Все засмеялись. Анкетен повернулся к Золя и спросил:
— Вы читали, как нападают на «Жерминаль» в сегодняшней вечерней газете?
— Нет, не читал. Что же там сказано?
— Критик называет вас самым безнравственным писателем девятнадцатого века.
— Это старая песня. Поновее они ничего не придумали?
— А ведь они правы, Золя, — заявил Лотрек. — На мой взгляд, ваши книги слишком чувственны, они непристойны.
— Да, уж кто-кто, а вы-то разглядите непристойность с первого взгляда!
— Не в бровь, а в глаз, Лотрек!
— Гарсон! — крикнул Золя. — Всем по бокалу вина!
— Ну, мы влипли, — шепнул Сезанн Анкетену. — Когда Эмиль заказывает вино, так и знай, он вам будет читать лекцию не меньше часа!
Официант подал вино. Художники раскурили свои трубки и сели тесным дружеским кружком. Свет волнами струился от газовых ламп. Глухой шум голосов за соседними столиками почти не мешал разговору.
— Они называют мои книги безнравственными, — говорил Золя, — в силу тех же самых причин, по которым считают безнравственными ваши картины, Анри. Публика не способна понять, что в искусстве нет и не может быть моральных критериев. Искусство аморально, как аморальна и жизнь. Для меня не существует непристойных картин или непристойных книг — есть только картины и книги дурно задуманные и дурно написанные. Шлюха Тулуз-Лотрека вполне нравственна, ибо она являет нам ту красоту, которая кроется под ее отталкивающей внешностью; невинная сельская девушка у Бугро аморальна, ибо она до того слащава и приторна, что достаточно взглянуть на нее, чтобы вас стошнило!
— Да, да, это так, — кивнул Тео.
Винсент видел, что художники уважают Золя не потому, что он достиг успеха — сам по себе успех в его обычном понимании они презирали, — а потому, что он работает в такой области, которая казалась им таинственной и невероятно трудной. Они внимательно прислушивались к его словам.

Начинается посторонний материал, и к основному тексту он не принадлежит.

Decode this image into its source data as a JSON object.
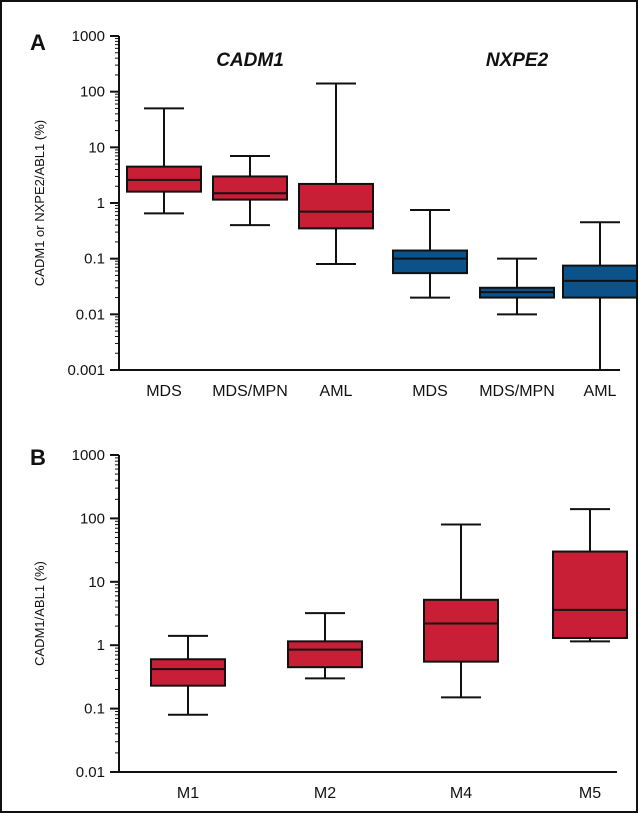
{
  "chart_data": [
    {
      "type": "box",
      "panel": "A",
      "ylabel": "CADM1 or NXPE2/ABL1 (%)",
      "yscale": "log",
      "ylim": [
        0.001,
        1000
      ],
      "yticks": [
        "0.001",
        "0.01",
        "0.1",
        "1",
        "10",
        "100",
        "1000"
      ],
      "groups": [
        {
          "name": "CADM1",
          "color": "#c81e36"
        },
        {
          "name": "NXPE2",
          "color": "#0a5289"
        }
      ],
      "categories": [
        "MDS",
        "MDS/MPN",
        "AML",
        "MDS",
        "MDS/MPN",
        "AML"
      ],
      "series": [
        {
          "group": "CADM1",
          "category": "MDS",
          "min": 0.65,
          "q1": 1.6,
          "median": 2.6,
          "q3": 4.5,
          "max": 50
        },
        {
          "group": "CADM1",
          "category": "MDS/MPN",
          "min": 0.4,
          "q1": 1.15,
          "median": 1.5,
          "q3": 3.0,
          "max": 7.0
        },
        {
          "group": "CADM1",
          "category": "AML",
          "min": 0.08,
          "q1": 0.35,
          "median": 0.7,
          "q3": 2.2,
          "max": 140
        },
        {
          "group": "NXPE2",
          "category": "MDS",
          "min": 0.02,
          "q1": 0.055,
          "median": 0.1,
          "q3": 0.14,
          "max": 0.75
        },
        {
          "group": "NXPE2",
          "category": "MDS/MPN",
          "min": 0.01,
          "q1": 0.02,
          "median": 0.025,
          "q3": 0.03,
          "max": 0.1
        },
        {
          "group": "NXPE2",
          "category": "AML",
          "min": 0.001,
          "q1": 0.02,
          "median": 0.04,
          "q3": 0.075,
          "max": 0.45
        }
      ]
    },
    {
      "type": "box",
      "panel": "B",
      "ylabel": "CADM1/ABL1 (%)",
      "yscale": "log",
      "ylim": [
        0.01,
        1000
      ],
      "yticks": [
        "0.01",
        "0.1",
        "1",
        "10",
        "100",
        "1000"
      ],
      "color": "#c81e36",
      "categories": [
        "M1",
        "M2",
        "M4",
        "M5"
      ],
      "series": [
        {
          "category": "M1",
          "min": 0.08,
          "q1": 0.23,
          "median": 0.42,
          "q3": 0.6,
          "max": 1.4
        },
        {
          "category": "M2",
          "min": 0.3,
          "q1": 0.45,
          "median": 0.85,
          "q3": 1.15,
          "max": 3.2
        },
        {
          "category": "M4",
          "min": 0.15,
          "q1": 0.55,
          "median": 2.2,
          "q3": 5.2,
          "max": 80
        },
        {
          "category": "M5",
          "min": 1.15,
          "q1": 1.3,
          "median": 3.6,
          "q3": 30,
          "max": 140
        }
      ]
    }
  ]
}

— Человек с обыкновенным мозгом мыслит дуалистически: свет и мрак, сладкое и горькое, добро и зло. А в природе такого дуализма не существует. В мире нет ни зла, ни добра, а только бытие и деяние. Когда мы описываем действие, мы описываем жизнь; когда мы даем этому действию имя — например, разврат или непристойность, — мы вступаем в область субъективных предубеждений.
— Но, послушайте, Эмиль, — возразил Тео. — Разве народ может обойтись без стандартных нравственных мерок?
— Мораль похожа на религию, — подхватил Тулуз-Лотрек. — Это такое снадобье, которое ослепляет людей, чтобы они не видели пошлость жизни.
— Ваша аморальность, Золя, не что иное, как анархизм, — сказал Сёра. — Нигилистический анархизм. Он уже давно испробован, но не дал никаких результатов.
— Конечно, мы должны придерживаться определенных правил, — согласился Золя. — Общественное благо требует от личности жертв. Я не возражаю против морали, я протестую лишь против той ханжеской стыдливости, которая обрызгала ядовитой слюной «Олимпию» и которая хочет, чтобы запретили новеллы Мопассана. Уверяю вас, вся мораль в сегодняшней Франции сведена к половой сфере. Пусть люди спят, с кем им нравится! Мораль заключается совсем не в этом.